The Red Herring Alexi led Holder and Linden to his cousin, Red Herring Jasper’s dad. As convinced as I am that the kid who plays Jasper is a real-life Richie Rich–style billionaire who got that snarl permanently tattooed on his face so that he wouldn’t have to work that hard at the one job he’s ever had, at least he lends some energy to this show and I’d be fine with seeing more of him. It’s unfortunate that he doesn’t appear to have ever met Rosie Larson before, let alone have dated her. This whole “Rosie was so innocent” thing has to stop because by this point her schedule was so jam-packed with sketchy activities that I don’t know how she found the time to record that three-second video we saw of her last season.

Linden and Holder drag Jasper’s Dad in for questioning, which gets them nowhere. He bought a Twix bar on the ferry back from the casino. No one with such a sweet tooth could’ve hurt a fly. But wait, there are a few unaccounted for hours between the time the ferry docked and he arrived home. Too bad Holder and Linden can’t ask him more questions about the time discrepancy for nonsense reasons that Duck from Mad Men has just made up. I am aware that if you really felt like it, you, the viewer, could find ways to prop up and justify these reasons, but it doesn’t really matter since the show is still taking the easy way out by finding reasons to obstruct the investigation instead of using a little elbow grease and coming up with creative, solid twists and turns forward.

So Holder and Linden think Jasper’s Dad was still involved with Rosie’s murder somehow. They crash a party at the Ames house. They grill Jasper’s Mom, also known as Jasper’s Dad’s Wife, who tells them the two have an arrangement and that there’s no way Jasper’s Dad was also Rosie’s Dad. The casino chief is at the party, which points mightily in the government contract conspiracy plot direction, which makes me almost sleepy enough to crawl into bed beside a sad, sopping-sweatered grieving mother whom I don’t know.

The new trail that we’re on now is that of finding out about Rosie Larson’s father. For some reason, Stan never asked who he was and so he’s no help. Alexi had his upper arms filled with getting tattoos symbolizing the avenging of his father, which he totally planned on doing until he met a girl who liked to ride bikes with him. Fine, I buy that, but still, he should’ve at least gotten a tattoo of her face on his other arm if she was that important to him.

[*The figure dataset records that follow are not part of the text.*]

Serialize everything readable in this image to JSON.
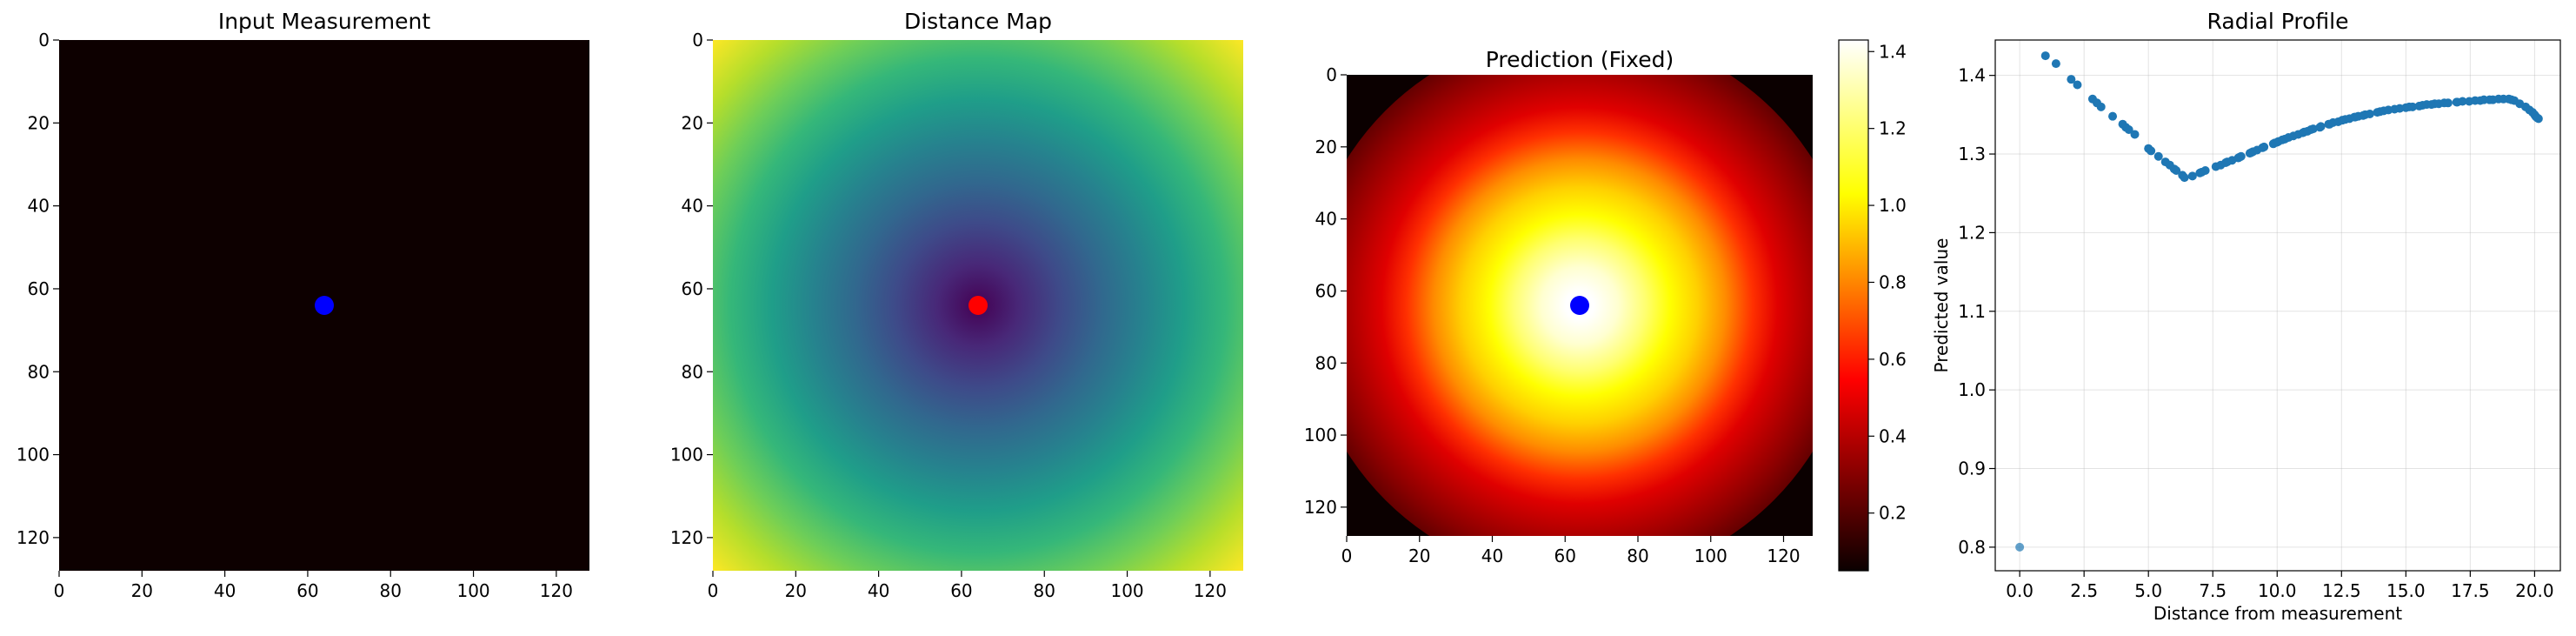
{
  "chart_data": [
    {
      "type": "heatmap",
      "title": "Input Measurement",
      "xlim": [
        0,
        128
      ],
      "ylim": [
        128,
        0
      ],
      "x_ticks": [
        0,
        20,
        40,
        60,
        80,
        100,
        120
      ],
      "y_ticks": [
        0,
        20,
        40,
        60,
        80,
        100,
        120
      ],
      "colormap": "hot",
      "background_color": "#0d0000",
      "marker": {
        "x": 64,
        "y": 64,
        "color": "#0000ff"
      }
    },
    {
      "type": "heatmap",
      "title": "Distance Map",
      "xlim": [
        0,
        128
      ],
      "ylim": [
        128,
        0
      ],
      "x_ticks": [
        0,
        20,
        40,
        60,
        80,
        100,
        120
      ],
      "y_ticks": [
        0,
        20,
        40,
        60,
        80,
        100,
        120
      ],
      "colormap": "viridis",
      "center": {
        "x": 64,
        "y": 64
      },
      "marker": {
        "x": 64,
        "y": 64,
        "color": "#ff0000"
      }
    },
    {
      "type": "heatmap",
      "title": "Prediction (Fixed)",
      "xlim": [
        0,
        128
      ],
      "ylim": [
        128,
        0
      ],
      "x_ticks": [
        0,
        20,
        40,
        60,
        80,
        100,
        120
      ],
      "y_ticks": [
        0,
        20,
        40,
        60,
        80,
        100,
        120
      ],
      "colormap": "hot",
      "center": {
        "x": 64,
        "y": 64
      },
      "marker": {
        "x": 64,
        "y": 64,
        "color": "#0000ff"
      },
      "colorbar": {
        "min": 0.05,
        "max": 1.43,
        "ticks": [
          0.2,
          0.4,
          0.6,
          0.8,
          1.0,
          1.2,
          1.4
        ]
      }
    },
    {
      "type": "scatter",
      "title": "Radial Profile",
      "xlabel": "Distance from measurement",
      "ylabel": "Predicted value",
      "xlim": [
        -0.95,
        21.0
      ],
      "ylim": [
        0.77,
        1.445
      ],
      "x_ticks": [
        0.0,
        2.5,
        5.0,
        7.5,
        10.0,
        12.5,
        15.0,
        17.5,
        20.0
      ],
      "y_ticks": [
        0.8,
        0.9,
        1.0,
        1.1,
        1.2,
        1.3,
        1.4
      ],
      "grid": true,
      "color": "#1f77b4",
      "points": [
        [
          0.0,
          0.8
        ],
        [
          1.0,
          1.425
        ],
        [
          1.41,
          1.415
        ],
        [
          2.0,
          1.395
        ],
        [
          2.24,
          1.388
        ],
        [
          2.83,
          1.37
        ],
        [
          3.0,
          1.365
        ],
        [
          3.16,
          1.36
        ],
        [
          3.61,
          1.348
        ],
        [
          4.0,
          1.338
        ],
        [
          4.12,
          1.334
        ],
        [
          4.24,
          1.331
        ],
        [
          4.47,
          1.325
        ],
        [
          5.0,
          1.307
        ],
        [
          5.1,
          1.304
        ],
        [
          5.39,
          1.297
        ],
        [
          5.66,
          1.29
        ],
        [
          5.83,
          1.286
        ],
        [
          6.0,
          1.281
        ],
        [
          6.08,
          1.279
        ],
        [
          6.32,
          1.273
        ],
        [
          6.4,
          1.27
        ],
        [
          6.71,
          1.272
        ],
        [
          7.0,
          1.276
        ],
        [
          7.07,
          1.277
        ],
        [
          7.21,
          1.279
        ],
        [
          7.62,
          1.284
        ],
        [
          7.81,
          1.286
        ],
        [
          8.0,
          1.289
        ],
        [
          8.06,
          1.29
        ],
        [
          8.25,
          1.292
        ],
        [
          8.49,
          1.295
        ],
        [
          8.54,
          1.296
        ],
        [
          8.6,
          1.297
        ],
        [
          8.94,
          1.301
        ],
        [
          9.0,
          1.302
        ],
        [
          9.06,
          1.303
        ],
        [
          9.22,
          1.305
        ],
        [
          9.43,
          1.308
        ],
        [
          9.49,
          1.309
        ],
        [
          9.85,
          1.313
        ],
        [
          9.9,
          1.314
        ],
        [
          10.0,
          1.315
        ],
        [
          10.05,
          1.316
        ],
        [
          10.2,
          1.318
        ],
        [
          10.3,
          1.319
        ],
        [
          10.44,
          1.321
        ],
        [
          10.63,
          1.323
        ],
        [
          10.82,
          1.325
        ],
        [
          11.0,
          1.327
        ],
        [
          11.05,
          1.328
        ],
        [
          11.18,
          1.329
        ],
        [
          11.31,
          1.331
        ],
        [
          11.4,
          1.332
        ],
        [
          11.66,
          1.334
        ],
        [
          11.7,
          1.335
        ],
        [
          12.0,
          1.338
        ],
        [
          12.04,
          1.338
        ],
        [
          12.17,
          1.34
        ],
        [
          12.37,
          1.341
        ],
        [
          12.53,
          1.343
        ],
        [
          12.65,
          1.344
        ],
        [
          12.81,
          1.345
        ],
        [
          13.0,
          1.347
        ],
        [
          13.04,
          1.347
        ],
        [
          13.15,
          1.348
        ],
        [
          13.34,
          1.349
        ],
        [
          13.42,
          1.35
        ],
        [
          13.6,
          1.351
        ],
        [
          13.89,
          1.353
        ],
        [
          14.0,
          1.354
        ],
        [
          14.14,
          1.355
        ],
        [
          14.32,
          1.356
        ],
        [
          14.56,
          1.357
        ],
        [
          14.76,
          1.358
        ],
        [
          15.0,
          1.359
        ],
        [
          15.13,
          1.36
        ],
        [
          15.26,
          1.36
        ],
        [
          15.52,
          1.361
        ],
        [
          15.65,
          1.362
        ],
        [
          15.81,
          1.363
        ],
        [
          16.0,
          1.363
        ],
        [
          16.12,
          1.364
        ],
        [
          16.28,
          1.364
        ],
        [
          16.49,
          1.365
        ],
        [
          16.64,
          1.365
        ],
        [
          16.97,
          1.366
        ],
        [
          17.0,
          1.366
        ],
        [
          17.2,
          1.367
        ],
        [
          17.46,
          1.367
        ],
        [
          17.69,
          1.368
        ],
        [
          17.89,
          1.368
        ],
        [
          18.03,
          1.369
        ],
        [
          18.25,
          1.369
        ],
        [
          18.38,
          1.369
        ],
        [
          18.6,
          1.37
        ],
        [
          18.79,
          1.37
        ],
        [
          19.0,
          1.37
        ],
        [
          19.1,
          1.369
        ],
        [
          19.21,
          1.368
        ],
        [
          19.42,
          1.364
        ],
        [
          19.65,
          1.36
        ],
        [
          19.8,
          1.356
        ],
        [
          19.92,
          1.353
        ],
        [
          20.0,
          1.35
        ],
        [
          20.04,
          1.348
        ],
        [
          20.1,
          1.346
        ],
        [
          20.15,
          1.345
        ]
      ]
    }
  ]
}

That way it would’ve been like in those cartoons with the angel on one shoulder and the devil on the other. That would’ve been cool. Jasper or any of Rosie’s other friends can’t help because they only met her once, at the mall, in sixth grade. The only whiff of a clue we can hang any hope on is the letter that Mitch wrote to him when she was two months pregnant with Rosie. You know the one that begins, “I’m writing to tell you I’m two months pregnant” and ends with “I know it’s yours.” The one she apparently never sent but still enjoys reading to herself.

The term red herring originated from a training method given to hounds who were learning to hunt. Puppies were trained to follow the fainter scent of a fox or a badger as opposed to the stronger scent of the red herring. The whole point was to show the dogs how to stay on their original course, without wasting time on stinkier ones. Oh, The Killing, if only you could take a moment to read the Wikipedia entry that I just pulled that from and find your way back to your original course, too. I’d start with getting Mitch out of that motel room, even if she needs to borrow Richmond’s wheelchair to do so.